My Trees can now have arbitrary roots. It is time to grow a Forest.
When I create a new tree, which might or might not be a clone of an existing one, I need to give the tree the root node id as an initializer argument. This is awkward, since I don't know what it will be...
I think the following is a better design:
- if root_id is None, the tree picks the next id when it creates the root node
- if root_id is not None, it is the root of the tree we clone from
- when the tree updates nodes, it never overwrites the root node, instead it creates a new node all the time
- when things are committed to disk, the forest queries all trees for their current root node and stores that list in the metadata
Next big thing: trees currently generate node ids themselves.
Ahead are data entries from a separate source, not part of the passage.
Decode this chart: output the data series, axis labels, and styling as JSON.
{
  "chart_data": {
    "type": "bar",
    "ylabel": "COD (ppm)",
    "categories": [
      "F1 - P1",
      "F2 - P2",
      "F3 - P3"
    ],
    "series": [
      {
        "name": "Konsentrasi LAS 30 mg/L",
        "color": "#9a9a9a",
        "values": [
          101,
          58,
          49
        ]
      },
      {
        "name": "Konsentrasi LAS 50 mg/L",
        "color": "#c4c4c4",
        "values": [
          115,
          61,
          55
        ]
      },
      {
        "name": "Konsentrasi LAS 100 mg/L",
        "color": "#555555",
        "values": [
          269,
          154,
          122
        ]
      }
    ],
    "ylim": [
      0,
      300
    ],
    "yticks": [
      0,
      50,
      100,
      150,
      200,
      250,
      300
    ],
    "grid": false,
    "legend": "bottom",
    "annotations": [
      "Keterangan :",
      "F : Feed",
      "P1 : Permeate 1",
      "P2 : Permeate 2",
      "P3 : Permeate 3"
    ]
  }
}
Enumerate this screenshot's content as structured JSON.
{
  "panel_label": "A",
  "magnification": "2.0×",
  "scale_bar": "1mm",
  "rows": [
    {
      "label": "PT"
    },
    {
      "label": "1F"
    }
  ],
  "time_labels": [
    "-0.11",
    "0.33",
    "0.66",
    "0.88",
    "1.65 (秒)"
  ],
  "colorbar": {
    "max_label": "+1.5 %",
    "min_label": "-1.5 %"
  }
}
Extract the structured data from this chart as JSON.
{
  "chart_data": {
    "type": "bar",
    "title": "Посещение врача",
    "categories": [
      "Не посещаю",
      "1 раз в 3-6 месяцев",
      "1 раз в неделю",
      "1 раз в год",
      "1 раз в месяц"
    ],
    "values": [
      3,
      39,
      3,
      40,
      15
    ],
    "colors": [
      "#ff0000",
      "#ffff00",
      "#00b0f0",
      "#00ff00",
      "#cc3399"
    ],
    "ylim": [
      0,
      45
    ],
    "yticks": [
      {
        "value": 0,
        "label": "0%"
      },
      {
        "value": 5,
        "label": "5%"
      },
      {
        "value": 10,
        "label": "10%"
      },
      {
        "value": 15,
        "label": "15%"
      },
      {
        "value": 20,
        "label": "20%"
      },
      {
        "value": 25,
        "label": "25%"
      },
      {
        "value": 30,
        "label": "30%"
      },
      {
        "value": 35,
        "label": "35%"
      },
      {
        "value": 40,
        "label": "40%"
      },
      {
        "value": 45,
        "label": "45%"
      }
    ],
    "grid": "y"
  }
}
This will end badly... Fixed.
The final big thing: removing a tree. I haven't used refcounts yet at all, that's going to be needed for this. Otherwise I can't remove nodes.
In fact, refcounting is the only interesting part of this. So, the changes that need making are:
- when creating a node, set its refcount to 1
- when creating an index node, additionally increment the refcount of each of its children
- instead of removing a node, decrement its refcount and if it drops to zero, only then remove it
- when removing an index node, additionally decrement the refcount of each of its children
- node removal happens also when root node is replaced
Hmm. This is not quite the same as what Rodeh suggests, but he's planning for a filesystem where disk blocks need to be re-used, where I do not have that.
Actually, my scheme above can be simplified:
- when creating a leaf node, set its refcount to 0
- when creating an index node, increment refcount of each child
- when removing an inex node, decrement refcount of each child
- root nodes will always have a refcount of 1
How should I deal with the root that gets replaced? It might belong to another tree, after all. I guess I should not force roots to have refcounts of 1. Instead, when I clone a tree, the refcount for a root should grow. Alternatively, I could always create a new root node when cloning a tree.
Also, even when inserting, some nodes might end up getting destroyed. This requires some careful thinking, now.
Algorithm for decrementing refcount for a node:
decrement refcount for node if refcount dropped to 0: if node is index node: decrement refcounts for children remove node
Calling this algorithm at judicious locations when inserting and removing should work.
I think I got it work. Didn't write extensive tests for the refcounting, but we'll see.
Next step should probably to do some benchmarking.